Mit bis zu 10 Millionen US-Dollar Preisgeld bietet es die Ressourcen für intensive Forschung und innovative Ansätze. Dabei zeigt die Vergabe des Dolittle Prizes für Frühstadium-Fortschritte, wie vielfältig und vielversprechend die aktuellen Projekte sind. Die Kombination aus KI, Robotik und Verhaltensbiologie verändert das Verständnis von Kommunikation grundlegend. Experten wie Yossi Yovel sind überzeugt, dass die bisher fehlenden Werkzeuge nun erstmals verfügbar sind, um langlebige, bedeutungsvolle Dialoge mit Tieren etablieren zu können. Solche Kommunikation würde nicht nur wissenschaftliche Erkenntnisse voranbringen, sondern auch das gegenseitige Verständnis zwischen Menschen und Tieren auf eine neue Ebene heben.

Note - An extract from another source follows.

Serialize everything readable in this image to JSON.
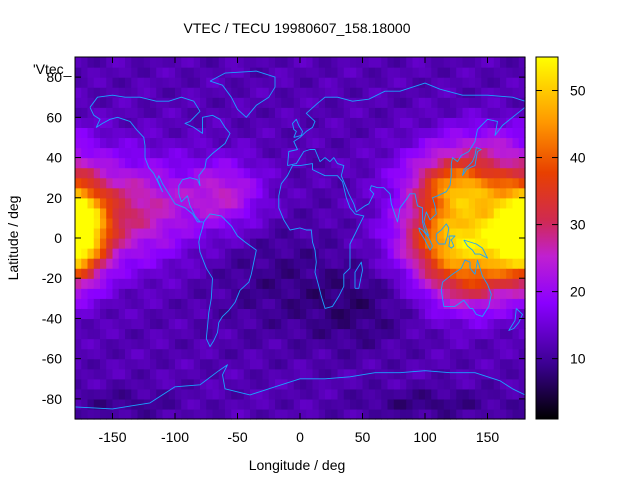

Ausblick Obwohl wir noch weit davon entfernt sind, ein umfassendes „Gespräch“ mit Tieren zu führen, stehen wir vor dem Durchbruch, ihre komplexe Kommunikationswelt aus einer anderen Perspektive zu erleben. Es ist anzunehmen, dass Tiere auf ihre Weise „sagen“ können: „Ich bin hier“, „Mir geht es gut“ oder „Das ist verwirrend“. In den kommenden Jahren könnten KI-Systeme bereits in der Lage sein, diese einfachen, aber bedeutsamen Botschaften mit erstaunlicher Präzision zu erkennen und zu übersetzen. Diese Entwicklungen eröffnen nicht nur neue wissenschaftliche Horizonte, sondern stellen auch eine Chance für einen respektvolleren Umgang und wertschätzenden Dialog mit anderen Lebewesen dar – die vielleicht gar nicht so fremd sind, wie wir lange dachten.